Let’s add some real life experience to see if that helps. When it’s icy, or it snows outside, what do we do to make the roads safe? If you live in a cold climate, you may have seen gritting trucks on the road or seen grit on the pavement in the winter. The grit is used to help keep us safe when the weather is cold enough for ice or snow. Grit or gritting salt lowers the temperature at which water freezes, so when we use salt any ice will melt even when the temperature is below the normal freezing point of water. When the freezing point is lowered, we call the process freezing-point depression.
So, which ice cube melted fastest?
You’re right, the one with the salt.

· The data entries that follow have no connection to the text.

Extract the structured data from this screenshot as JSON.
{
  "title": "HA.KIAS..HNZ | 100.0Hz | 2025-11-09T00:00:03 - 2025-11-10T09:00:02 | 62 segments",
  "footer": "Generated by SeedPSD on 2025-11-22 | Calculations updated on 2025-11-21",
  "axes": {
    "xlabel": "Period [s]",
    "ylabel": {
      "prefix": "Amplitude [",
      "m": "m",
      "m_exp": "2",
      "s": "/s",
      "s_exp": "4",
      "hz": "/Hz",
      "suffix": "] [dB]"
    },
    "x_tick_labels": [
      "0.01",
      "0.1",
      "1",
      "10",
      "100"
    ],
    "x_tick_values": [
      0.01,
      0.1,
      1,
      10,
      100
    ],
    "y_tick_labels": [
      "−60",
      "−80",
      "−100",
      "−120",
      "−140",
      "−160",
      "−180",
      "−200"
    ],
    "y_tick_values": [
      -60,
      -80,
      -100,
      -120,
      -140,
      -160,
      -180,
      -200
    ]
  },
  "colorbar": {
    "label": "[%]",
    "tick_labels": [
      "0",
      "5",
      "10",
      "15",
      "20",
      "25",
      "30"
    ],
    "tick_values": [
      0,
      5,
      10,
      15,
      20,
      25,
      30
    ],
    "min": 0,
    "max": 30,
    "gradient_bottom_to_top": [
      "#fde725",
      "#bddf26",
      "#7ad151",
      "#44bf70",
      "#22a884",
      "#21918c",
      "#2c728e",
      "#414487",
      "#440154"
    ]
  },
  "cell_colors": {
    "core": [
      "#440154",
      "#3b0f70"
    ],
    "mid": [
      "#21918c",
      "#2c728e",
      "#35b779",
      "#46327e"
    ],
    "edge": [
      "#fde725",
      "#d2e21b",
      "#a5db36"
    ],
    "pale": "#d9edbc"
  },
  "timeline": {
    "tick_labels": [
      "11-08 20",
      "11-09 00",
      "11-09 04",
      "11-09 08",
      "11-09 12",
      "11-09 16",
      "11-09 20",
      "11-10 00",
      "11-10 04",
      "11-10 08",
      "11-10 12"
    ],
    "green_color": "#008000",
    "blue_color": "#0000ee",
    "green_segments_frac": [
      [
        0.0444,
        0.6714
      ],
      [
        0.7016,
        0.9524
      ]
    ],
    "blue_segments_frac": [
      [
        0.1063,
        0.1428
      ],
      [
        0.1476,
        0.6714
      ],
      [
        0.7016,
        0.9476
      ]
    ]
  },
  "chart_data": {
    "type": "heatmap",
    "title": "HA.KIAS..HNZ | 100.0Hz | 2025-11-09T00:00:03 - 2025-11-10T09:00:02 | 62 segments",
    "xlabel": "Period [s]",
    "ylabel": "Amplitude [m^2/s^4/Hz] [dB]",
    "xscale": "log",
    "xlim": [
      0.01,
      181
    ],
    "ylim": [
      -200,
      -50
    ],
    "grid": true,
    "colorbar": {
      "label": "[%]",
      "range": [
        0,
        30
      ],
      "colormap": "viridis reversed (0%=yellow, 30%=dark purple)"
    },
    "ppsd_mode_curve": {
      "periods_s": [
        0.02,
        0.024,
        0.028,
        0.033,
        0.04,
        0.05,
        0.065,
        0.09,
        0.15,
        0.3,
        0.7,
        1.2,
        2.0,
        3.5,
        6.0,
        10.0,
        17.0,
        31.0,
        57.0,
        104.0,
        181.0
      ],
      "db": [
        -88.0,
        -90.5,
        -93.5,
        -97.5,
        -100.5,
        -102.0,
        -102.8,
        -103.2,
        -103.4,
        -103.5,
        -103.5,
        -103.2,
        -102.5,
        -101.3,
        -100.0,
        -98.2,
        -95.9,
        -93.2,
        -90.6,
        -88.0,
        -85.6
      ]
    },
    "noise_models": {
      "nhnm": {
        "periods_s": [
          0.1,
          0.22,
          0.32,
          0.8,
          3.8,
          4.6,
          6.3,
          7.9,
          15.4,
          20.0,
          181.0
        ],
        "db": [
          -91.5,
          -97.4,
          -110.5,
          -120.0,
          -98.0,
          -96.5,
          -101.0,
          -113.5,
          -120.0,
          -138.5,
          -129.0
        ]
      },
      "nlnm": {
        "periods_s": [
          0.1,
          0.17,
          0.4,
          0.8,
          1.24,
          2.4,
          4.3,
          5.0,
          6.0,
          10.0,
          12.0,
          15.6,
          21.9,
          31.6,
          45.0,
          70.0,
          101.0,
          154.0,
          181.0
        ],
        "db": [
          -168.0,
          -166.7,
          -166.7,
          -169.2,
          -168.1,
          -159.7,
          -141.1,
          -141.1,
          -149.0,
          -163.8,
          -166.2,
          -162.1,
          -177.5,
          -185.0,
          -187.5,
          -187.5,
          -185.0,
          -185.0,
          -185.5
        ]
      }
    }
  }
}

Now we can use this knowledge to help us to make some ice cream;
You will need
- 1/4 cup milk
- 1/4 cup double cream
- 1 tablespoon sugar
- 1/4 teaspoon vanilla
- 3 cups ice
- 1/3 cup salt
- 1 large ziplock bag
- 1 small ziplock bag
- Put the ice and salt into the large bag (leave it)
- Mix the milk, cream, vanilla and sugar together in the small bag and seal it shut
- Place the smaller bag inside the larger bag and seal it
- Now shake both bags, while wearing gloves for 5- 10 minutes- check on the physical state of your ice cream mixture
What’s the science?
To make your homemade ice cream, your ingredients need to get cold enough to freeze .Adding salt to the ice lowers the temperature at which water freezes, you should notice the ice cubes melting as your ice cream ingredients start to freeze.
Shaking the bag transfers the heat from the warm cream into the cold ice-salt mixture which causes your cream to cool quickly and freeze. Your cream begins as a liquid but changes to a solid when it’s been cooled, as it warms up you’ll see it turn back to liquid because it melts. This is a reversible physical change- this means you can go back to where you started.